Adult (Pl. 5c): Large and strongly sclerotized. The aspis (Fig. 12D) ranges in length from 350 - 477 µm with a greatest width of 268 - 360 µm. All the dorsal setae are fine and short. Setae (il) which are inserted rather far forward and on a level with setae (la) are about 1-5 times the length of the latter and extend two-thirds of the distance il-ro. Setae (ro) do not reach the anterior limit of the aspis. The sensillus (Fig. 12E) is 40 µm long, ovate, serrated distally and resembles that found in P. murphyi  . The notogaster (Fig. 12F) ranges in length from 710 - 994 µm with a greatest depth of 482 - 720 µm. All the setae are relatively long (equal to the distance c1 - d1) and almost erect. Setae c1 and c3 are situated on the posterior margin of the collar and seta c2 submarginally. Vestigial fis located a short distance posterior to seta h1. The fissures ip and ips are present. On each anal plate there are five long setae; an1-2 and ad1 being more or less equal in length and somewhat shorter than ad1_2 The chelicerae are 168-294 µm long. The principal segment carries 22 - 24 sharply pointed spines on the paraxial surface and 17 - 22 conical spines antiaxially.
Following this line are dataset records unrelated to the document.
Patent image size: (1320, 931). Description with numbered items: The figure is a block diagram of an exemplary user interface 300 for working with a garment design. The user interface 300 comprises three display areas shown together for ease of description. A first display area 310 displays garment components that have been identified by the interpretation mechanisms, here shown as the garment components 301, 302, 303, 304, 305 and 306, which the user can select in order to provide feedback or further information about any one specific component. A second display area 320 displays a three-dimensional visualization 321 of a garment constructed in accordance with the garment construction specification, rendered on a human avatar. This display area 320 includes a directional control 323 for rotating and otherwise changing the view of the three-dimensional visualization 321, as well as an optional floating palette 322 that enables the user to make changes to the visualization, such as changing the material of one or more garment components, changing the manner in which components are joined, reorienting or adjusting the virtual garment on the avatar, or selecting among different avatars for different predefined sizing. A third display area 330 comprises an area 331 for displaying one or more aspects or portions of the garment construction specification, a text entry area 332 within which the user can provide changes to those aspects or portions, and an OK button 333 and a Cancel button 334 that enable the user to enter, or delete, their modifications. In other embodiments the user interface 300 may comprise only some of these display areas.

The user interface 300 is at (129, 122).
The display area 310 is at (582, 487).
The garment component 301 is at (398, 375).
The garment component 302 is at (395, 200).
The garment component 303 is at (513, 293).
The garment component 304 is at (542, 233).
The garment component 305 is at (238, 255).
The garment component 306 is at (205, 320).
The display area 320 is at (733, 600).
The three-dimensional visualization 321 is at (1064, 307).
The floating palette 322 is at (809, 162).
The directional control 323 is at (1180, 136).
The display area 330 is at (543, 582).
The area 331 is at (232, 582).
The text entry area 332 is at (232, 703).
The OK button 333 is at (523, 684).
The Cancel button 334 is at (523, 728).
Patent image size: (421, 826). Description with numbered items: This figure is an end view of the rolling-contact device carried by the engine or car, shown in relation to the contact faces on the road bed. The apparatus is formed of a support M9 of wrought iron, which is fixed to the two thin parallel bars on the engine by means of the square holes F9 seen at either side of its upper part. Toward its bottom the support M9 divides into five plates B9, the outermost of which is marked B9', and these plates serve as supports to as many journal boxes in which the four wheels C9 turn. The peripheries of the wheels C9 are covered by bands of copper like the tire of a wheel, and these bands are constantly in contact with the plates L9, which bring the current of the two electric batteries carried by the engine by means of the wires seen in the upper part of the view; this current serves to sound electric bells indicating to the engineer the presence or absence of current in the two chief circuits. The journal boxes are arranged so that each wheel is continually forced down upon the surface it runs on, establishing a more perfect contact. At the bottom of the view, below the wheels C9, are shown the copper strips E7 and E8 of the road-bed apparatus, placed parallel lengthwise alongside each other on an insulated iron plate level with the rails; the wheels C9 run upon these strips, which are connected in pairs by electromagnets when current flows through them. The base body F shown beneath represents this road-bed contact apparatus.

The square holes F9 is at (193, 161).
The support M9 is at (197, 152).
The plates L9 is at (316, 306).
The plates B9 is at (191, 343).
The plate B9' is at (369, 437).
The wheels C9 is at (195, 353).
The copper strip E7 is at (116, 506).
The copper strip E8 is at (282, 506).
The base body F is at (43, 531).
The leg chaetotaxy is of the 'complete type' with the setal formulae: I (1-4-2-5-16-1); II (1-3-2-3-12-1); III (2-2-1-2-10-1) and IV (2-1-1-2-10-1). On tarsus I the distal seta coupled with solenidion omega2 is almost as long as the famulus. Seta ft" on tarsus II is hooked distally.

Types: HOLOTYPE, BMNH reg. no. 1976.2.18.8, and one paratype, 1976.2.18.9, from beech litter, Burnham Beeches, Buckinghamshire, 1964 (G. O. Evans). Two paratypes, 1976.2.18.10-11, from beech F, Wytham Woods Estate, Berkshire, 28.ix.70 (T. G. Wood).

Distribution: Common in mor soils particularly under beech. P. rectisetosus  is evidently widely distributed in the British Isles and was abundant in all the samples examined from Monks Wood, Cambridgeshire, 16.V.75 (J. A. Moffat); Woodbastwick Marshes, Norfolk, 10.vii.74 (S. J. Moore); West Allendale, Northumberland, 18.ix.75 (R. M. Emberson); Long Compton Woods, Warwickshire, 15.viii.51 (P. N. Lawrence); Hag Wood, Yorkshire, 12.iv.71 (D. R. Kime); Newtonmore, Inverness-shire, 3.vii.73 (M. J. Bishop); Lochdonhead and Tobermory, Mull, 28.V.70 (P. N. Lawrence); Torboll, Sutherland, 29.vi.76 (P. D. Hillyard); Llanthony, Monmouth- shire, i.iv.73 (M. J. Bishop).

Remarks: P. rectisetosus  bears some resemblance to two other 'complete chaetotaxy' species, namely P. clavatus  and P. globus  . However, P. rectisetosus  bears four pairs of lateral fissures while P. clavatus  and P. globus  bear only two pairs.